Eine junge Adlige aus Quirm war gerade in Ankh-Morpork unterwegs, um sich mit neuen Stoffen einzudecken, aus denen sie in den lagen Wintermonaten Kleider für sich und die Bediensteten nähen wollte. Als sie einen wunderschönen Ballen aus klatschianischer Seide in einem wundervollen quallen-senfgrau-lila-Ton entdeckt hatte und nach ihrer Geldbörse greifen mußte, stellte sie fest, dass diese verschwunden war. Der Troll Silberdruse wollte seine Tageseinnahmen zur Bank bringen und gerade als er dem Bankbeamten den
Sack überreichen wollte, bemerkte er, wie verdächtig leicht er geworden war, gerade als
ob er leer wäre. Ähnlich erging es auch anderen Bewohnern der größten Stadt der Scheibenwelt.

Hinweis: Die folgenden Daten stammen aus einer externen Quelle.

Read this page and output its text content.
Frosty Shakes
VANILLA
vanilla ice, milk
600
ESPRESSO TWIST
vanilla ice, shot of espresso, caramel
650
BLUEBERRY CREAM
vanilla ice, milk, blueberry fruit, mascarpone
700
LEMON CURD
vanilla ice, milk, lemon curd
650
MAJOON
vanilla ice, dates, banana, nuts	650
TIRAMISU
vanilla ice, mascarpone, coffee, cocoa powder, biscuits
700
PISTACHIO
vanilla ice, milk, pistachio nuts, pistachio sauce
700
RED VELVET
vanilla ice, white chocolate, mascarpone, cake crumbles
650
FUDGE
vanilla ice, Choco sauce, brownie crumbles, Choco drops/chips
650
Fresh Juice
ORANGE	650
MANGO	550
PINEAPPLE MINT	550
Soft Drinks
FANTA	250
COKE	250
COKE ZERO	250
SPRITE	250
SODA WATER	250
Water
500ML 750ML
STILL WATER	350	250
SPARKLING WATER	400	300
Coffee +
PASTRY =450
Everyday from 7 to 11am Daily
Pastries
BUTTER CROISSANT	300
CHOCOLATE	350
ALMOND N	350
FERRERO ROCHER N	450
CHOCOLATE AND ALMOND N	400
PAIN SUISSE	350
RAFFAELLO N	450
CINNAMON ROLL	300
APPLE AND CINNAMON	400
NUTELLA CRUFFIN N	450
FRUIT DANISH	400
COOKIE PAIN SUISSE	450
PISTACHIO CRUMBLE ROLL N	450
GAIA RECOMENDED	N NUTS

"Das kann doch nicht sein, spinnen denn die von der Diebesgilde?", ächzte Rince im Wachhaus. "So viele ungenehmigte Diebstähle gab es ja in den letzten zwanzig Jahren nicht." Hauptgefreiter Werwolf keuchte ins Zimmer des Kommandeurs. "Rince, ich habe gerade
bei den Dieben nachgefragt, von denen war es niemand", berichtete er. "Die sind selber sauer auf den Unbekannten, weil er ihren Ruf inzwischen ziemlich ruiniert hat". "Wo ist denn eigentlich Tricia, wir brauchen jetzt jeden verfügbaren Mann, äh, Frau", verbesserte sich Rince.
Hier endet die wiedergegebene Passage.